Sundered is one of the Metroidvanias I will always come back to. It's beautiful, eerie, fluid, and has a difficulty scale.
On that last point:
As someone nearing my first half-century, I don't have so much time to dedicate to git gud like I used to, and my reactions are not great. I love games that are more accessible like this. I will leave the owning metroidvanias at challenginig difficulties to my daughter, and enjoy being able to succeed at my own level!
this game is pretty to look at with the cel shading and is really fun to play once you get used to the progression and mechanics of it. the lovecraftian aspect slowly creeps into the game and is pretty awesome!

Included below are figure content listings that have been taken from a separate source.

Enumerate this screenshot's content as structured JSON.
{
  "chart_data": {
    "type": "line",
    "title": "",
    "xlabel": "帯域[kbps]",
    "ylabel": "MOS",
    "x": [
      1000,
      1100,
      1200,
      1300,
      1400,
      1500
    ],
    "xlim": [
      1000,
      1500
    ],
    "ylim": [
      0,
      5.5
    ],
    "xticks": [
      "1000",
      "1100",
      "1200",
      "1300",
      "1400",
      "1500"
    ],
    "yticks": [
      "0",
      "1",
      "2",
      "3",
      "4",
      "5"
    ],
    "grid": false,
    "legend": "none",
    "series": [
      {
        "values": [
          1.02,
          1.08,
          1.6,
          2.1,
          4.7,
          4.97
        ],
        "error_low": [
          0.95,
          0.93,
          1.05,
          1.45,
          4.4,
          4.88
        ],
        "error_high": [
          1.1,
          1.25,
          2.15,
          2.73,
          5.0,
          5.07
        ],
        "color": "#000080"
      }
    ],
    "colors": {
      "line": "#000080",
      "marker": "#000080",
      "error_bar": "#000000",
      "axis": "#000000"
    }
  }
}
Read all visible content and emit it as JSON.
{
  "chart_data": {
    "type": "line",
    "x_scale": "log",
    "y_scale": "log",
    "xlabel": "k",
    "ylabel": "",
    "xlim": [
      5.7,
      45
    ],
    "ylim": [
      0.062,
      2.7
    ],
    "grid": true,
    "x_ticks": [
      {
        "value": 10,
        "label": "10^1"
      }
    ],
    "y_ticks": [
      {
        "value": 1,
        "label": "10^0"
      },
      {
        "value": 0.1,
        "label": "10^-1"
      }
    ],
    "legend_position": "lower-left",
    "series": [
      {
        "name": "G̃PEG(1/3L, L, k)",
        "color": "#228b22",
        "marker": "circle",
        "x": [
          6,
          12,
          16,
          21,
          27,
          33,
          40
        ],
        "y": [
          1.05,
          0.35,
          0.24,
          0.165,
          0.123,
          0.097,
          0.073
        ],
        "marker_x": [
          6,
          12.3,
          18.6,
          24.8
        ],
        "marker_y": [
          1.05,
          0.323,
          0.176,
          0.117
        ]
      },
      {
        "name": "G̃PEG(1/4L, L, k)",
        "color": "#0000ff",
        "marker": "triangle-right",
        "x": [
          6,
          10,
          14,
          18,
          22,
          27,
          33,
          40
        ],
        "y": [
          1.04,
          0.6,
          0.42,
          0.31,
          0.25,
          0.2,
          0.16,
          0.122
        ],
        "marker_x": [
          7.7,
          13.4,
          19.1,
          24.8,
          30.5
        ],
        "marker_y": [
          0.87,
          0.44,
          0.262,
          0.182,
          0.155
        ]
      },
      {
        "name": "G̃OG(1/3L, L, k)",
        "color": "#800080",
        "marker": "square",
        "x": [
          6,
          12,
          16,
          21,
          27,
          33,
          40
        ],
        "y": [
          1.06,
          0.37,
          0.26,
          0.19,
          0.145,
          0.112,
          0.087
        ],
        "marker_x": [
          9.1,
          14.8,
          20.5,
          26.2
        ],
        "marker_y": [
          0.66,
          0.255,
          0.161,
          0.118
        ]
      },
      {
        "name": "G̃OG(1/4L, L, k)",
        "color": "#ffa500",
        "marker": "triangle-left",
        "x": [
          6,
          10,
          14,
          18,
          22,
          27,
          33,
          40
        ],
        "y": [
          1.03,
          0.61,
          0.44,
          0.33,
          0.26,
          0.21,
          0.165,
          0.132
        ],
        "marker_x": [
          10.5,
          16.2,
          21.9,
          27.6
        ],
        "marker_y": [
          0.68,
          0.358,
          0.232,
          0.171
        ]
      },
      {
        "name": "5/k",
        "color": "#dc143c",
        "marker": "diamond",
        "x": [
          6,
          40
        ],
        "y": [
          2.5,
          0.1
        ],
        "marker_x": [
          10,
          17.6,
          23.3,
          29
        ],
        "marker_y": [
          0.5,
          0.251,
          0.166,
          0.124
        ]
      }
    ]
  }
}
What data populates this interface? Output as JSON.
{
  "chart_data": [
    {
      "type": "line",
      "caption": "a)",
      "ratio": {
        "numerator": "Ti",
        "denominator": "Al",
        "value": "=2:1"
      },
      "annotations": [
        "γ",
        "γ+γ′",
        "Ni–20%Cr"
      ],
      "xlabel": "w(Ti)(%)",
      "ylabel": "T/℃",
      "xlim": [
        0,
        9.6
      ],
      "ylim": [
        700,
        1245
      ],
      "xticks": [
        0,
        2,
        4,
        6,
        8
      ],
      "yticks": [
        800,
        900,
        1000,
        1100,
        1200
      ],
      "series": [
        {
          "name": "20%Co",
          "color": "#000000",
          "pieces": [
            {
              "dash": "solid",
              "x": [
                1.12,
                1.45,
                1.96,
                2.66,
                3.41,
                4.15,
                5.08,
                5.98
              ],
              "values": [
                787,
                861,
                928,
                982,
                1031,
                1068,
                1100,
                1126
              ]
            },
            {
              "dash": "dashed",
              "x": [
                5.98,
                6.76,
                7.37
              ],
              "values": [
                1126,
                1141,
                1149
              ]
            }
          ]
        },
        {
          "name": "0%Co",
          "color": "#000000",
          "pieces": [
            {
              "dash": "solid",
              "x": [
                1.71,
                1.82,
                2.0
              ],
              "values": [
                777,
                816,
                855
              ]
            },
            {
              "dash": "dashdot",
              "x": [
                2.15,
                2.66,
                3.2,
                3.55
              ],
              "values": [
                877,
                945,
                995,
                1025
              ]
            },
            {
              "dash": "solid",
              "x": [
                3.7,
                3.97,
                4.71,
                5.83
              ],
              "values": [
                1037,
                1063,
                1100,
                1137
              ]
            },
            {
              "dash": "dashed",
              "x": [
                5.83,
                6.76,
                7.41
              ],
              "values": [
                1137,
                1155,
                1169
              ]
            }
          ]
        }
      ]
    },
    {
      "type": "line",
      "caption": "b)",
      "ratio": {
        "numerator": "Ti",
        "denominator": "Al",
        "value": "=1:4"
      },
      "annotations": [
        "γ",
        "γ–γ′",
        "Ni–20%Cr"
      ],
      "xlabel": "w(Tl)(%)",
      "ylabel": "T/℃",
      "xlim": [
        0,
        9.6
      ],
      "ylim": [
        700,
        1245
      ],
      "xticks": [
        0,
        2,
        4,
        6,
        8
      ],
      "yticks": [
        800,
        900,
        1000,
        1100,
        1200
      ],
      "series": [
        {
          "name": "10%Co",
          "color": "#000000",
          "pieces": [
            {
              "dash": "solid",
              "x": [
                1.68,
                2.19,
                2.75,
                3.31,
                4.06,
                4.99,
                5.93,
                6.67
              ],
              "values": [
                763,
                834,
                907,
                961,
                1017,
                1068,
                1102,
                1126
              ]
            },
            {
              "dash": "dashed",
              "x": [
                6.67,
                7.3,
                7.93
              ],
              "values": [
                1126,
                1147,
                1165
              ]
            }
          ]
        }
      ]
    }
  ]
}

Replayed it like six times on another platform. It's not without flaws, but it's beautifully animated, the progression is satisfying, the tech tree is varied enough to make each playthrough at least somewhat different, and you've got a few different endings as incentive to do those extra playthroughs.
Overall, a solid "Metroidvania" I'd recommend to any fan of the genre. (Tangentially, on the genre name, some have suggested "Search-Action" but that's stupid; I would however be open to "Exploraction.")
picked this up on sale. fun platformer game, as others have said, roguelike metroidish game. great graphics. good sound. works just fine on my MacBook Air M1 (2020). if you like this genre, definitely worth picking up.
I was a little put off at first by the sometimes uninteresting generated rooms and I worried that the overwhelming enemy waves would be a death-grind until you had earned enough meta progression points to be able to weather them. Thankfully neither one is a core gameplay element and after the first boss fight I was hooked.
The Metroidvania skill progressions are very evenly doled out and keep the game fresh and interesting. Each one lets you access areas you couldn't before, as expected, but also lets you selectively ignore the would-be grindy parts of the level you just conquered. The inevitable backtracking always increased in pace and never became a slog.
The combat is one of the best parts of the game. Your character upgrades are helpful, as expected, but the game also constantly pushes you to do better as a player -- more combos, better timing, better use of abilities until they become ingrained (and often essential for the challenges in the next section). If you enjoyed the combo-heavy, dogee-heavy aspects of the combat in Guacamelee you'll definitely enjoy this too. (To set expectations, this game doesn't really have the same tricky platforming as well though.)
The story, art, setting, and ambiance are all fantastic. I was totally invested in the dark and gloomy setting and my character. A few tense areas (and every boss fight) got me legitimately worked up.